Lucia van Bruggen – Pharmacy clinical support team manager
“Within the pharmacy team, I am responsible for the procurement, storage and distribution of medicines within the trust. In my role, I help to ensure that the right medicine is available at the right time and, in addition to this, that the medicines available present good value for money.
Although I have limited contact with individual patients, I am acutely aware of the impact of these operational services on patient care. Throughout the COVID pandemic, the increased number of patients admitted to intensive care units meant it was really important that we maintained supplies of medicines used in this area. We were particularly concerned about the medicines used to keep patients free of pain and asleep during these traumatising periods. The pharmacy distribution and procurement team worked with other hospitals, wholesalers and manufacturers, to maximise the supply of these essential medicines to the hospital. Combined with the efforts of clinical staff on the ward, who ensured that not a single drop was wasted, the pharmacy team helped to maintain high standards of care for the patients treated at SASH.”
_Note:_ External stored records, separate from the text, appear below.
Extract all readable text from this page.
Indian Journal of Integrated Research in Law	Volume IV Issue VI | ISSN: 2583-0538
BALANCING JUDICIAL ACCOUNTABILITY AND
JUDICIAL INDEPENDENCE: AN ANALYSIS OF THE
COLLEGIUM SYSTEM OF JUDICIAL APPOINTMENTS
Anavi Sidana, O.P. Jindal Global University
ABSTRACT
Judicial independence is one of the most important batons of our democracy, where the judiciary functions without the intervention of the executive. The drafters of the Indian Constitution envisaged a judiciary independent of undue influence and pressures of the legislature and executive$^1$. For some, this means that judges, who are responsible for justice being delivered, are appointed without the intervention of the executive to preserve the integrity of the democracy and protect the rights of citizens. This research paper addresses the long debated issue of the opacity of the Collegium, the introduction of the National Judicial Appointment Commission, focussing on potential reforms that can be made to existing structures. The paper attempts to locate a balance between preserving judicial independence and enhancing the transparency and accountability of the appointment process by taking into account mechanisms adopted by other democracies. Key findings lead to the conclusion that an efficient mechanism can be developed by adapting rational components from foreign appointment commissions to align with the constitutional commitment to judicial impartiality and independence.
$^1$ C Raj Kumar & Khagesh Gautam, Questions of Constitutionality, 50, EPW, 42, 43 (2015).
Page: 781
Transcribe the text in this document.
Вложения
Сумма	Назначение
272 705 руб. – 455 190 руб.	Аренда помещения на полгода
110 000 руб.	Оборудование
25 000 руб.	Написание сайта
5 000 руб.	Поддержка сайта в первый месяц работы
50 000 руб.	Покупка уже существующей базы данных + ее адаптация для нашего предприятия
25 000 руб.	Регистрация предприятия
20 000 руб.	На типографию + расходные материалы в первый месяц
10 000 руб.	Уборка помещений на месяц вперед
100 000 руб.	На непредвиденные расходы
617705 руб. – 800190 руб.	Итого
Reda Hussain – Lead pharmacist medicines information
“I am the lead pharmacist for Medicines Information at East Surrey Hospital. I spend the majority of my day talking to patients who have recently been discharged and need advice on their medications. Patients often feel overwhelmed with information once they get home and call the medicines helpline. I am always on hand to listen, provide counselling and try to go that extra mile when resolving any issues. The other part of my time is spent helping various healthcare professionals within the hospital and in the community. These are often complex queries that require my specialist input. I research these enquiries in depth; making sure I offer evidence-based information and practical advice. During the first peak of the pandemic I was part of the team preparing antibiotics to support our nursing colleagues on the wards. I love helping people and making sure we are using medicines safely and effectively. I may not always be seen but I am on hand to help anyone should they need it.”